Which at first glaces looks much tougher, but I'll have a look and see if I can find a way to simplify that.

Is there a bug report associated with this? I saw a comment about this case somewhere, but I'm not finding it now.

There was a bug I put a comment in about this a while back. That was PR38280, but I don't know if it's really related to this exactly. I've seen this problem come up in a few other places (a memcpy in our clibs, one of the cases in cmsis dsp, a customers crc function, etc)

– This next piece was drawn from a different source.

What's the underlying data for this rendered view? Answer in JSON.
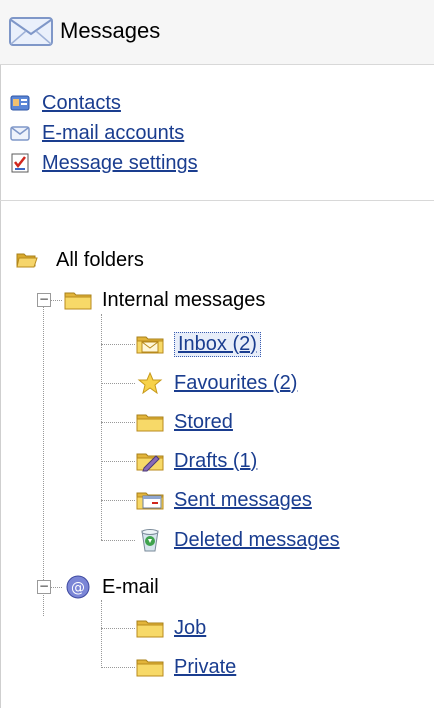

Definitely, let's split these up. I starting looking at the demanded bits half and convinced myself there must be some umin sibling that we miss. This is what I came up with:
https://rise4fun.com/Alive/TSb

Will do, thanks for the examples.

It turns out the other case I ran into above ((S + -32) - (32 & (S + umax(31 - S, -32)))) was from do loops, not while loops. Signed will also be different to unsigned, with signed cases not having quite as small simplified forms.
These are the cases:
https://godbolt.org/z/SE-xhD
With some possible simplifications:
https://rise4fun.com/Alive/slxj

The unsigned_while case is the one fixed here. There others will need more work, with the signed ones not simplifying easily along some of those steps.

Another way to approach this might be to look at simplifying the SCEV directly, but I'm not sure if that will be any easier.

dmgreen updated this revision to Diff 168982.Oct 10 2018, 4:48 AM
dmgreen edited the summary of this revision. (Show Details)
dmgreen added a reviewer: lebedev.ri.

I've taken the demand parts parts out of this, and added some extra tests for the do / while and signed /unsigned cases.

This patch gets us the unsigned while case, and a lot of the signed while case. Like I said, it can split up max's though.

lebedev.ri added inline comments.Oct 10 2018, 5:02 AM
lib/Transforms/InstCombine/InstCombineAddSub.cpp
1197–1202

This will most likely miss some complicated-and-hard-to-catch commutative cases.
First, you most certainly can use m_OneUse() matchers.
Second, those two extra matches will likely be a reason for misses.
I haven't tried it, please check *very* carefully, but i think this should be:

auto my_Select =
    m_CombineOr(m_Select(m_Value(Pred), m_Specific(A), m_Value(B)),
                m_Select(m_Value(Pred), m_Value(B), m_Specific(A)));
if (match(&I,
          m_c_BinOp(m_CombineAnd(m_OneUse(m_Not(m_CombineAnd(
                                     m_OneUse(my_Select), m_Value(Select)))),
                                 m_Value(Not)),
                    m_Value(A))) &&
    IsFreeToInvert(B, B->hasOneUse())) {

Third, IsFreeToInvert() may still cause some misses, so maybe if you really want it should be a matcher too?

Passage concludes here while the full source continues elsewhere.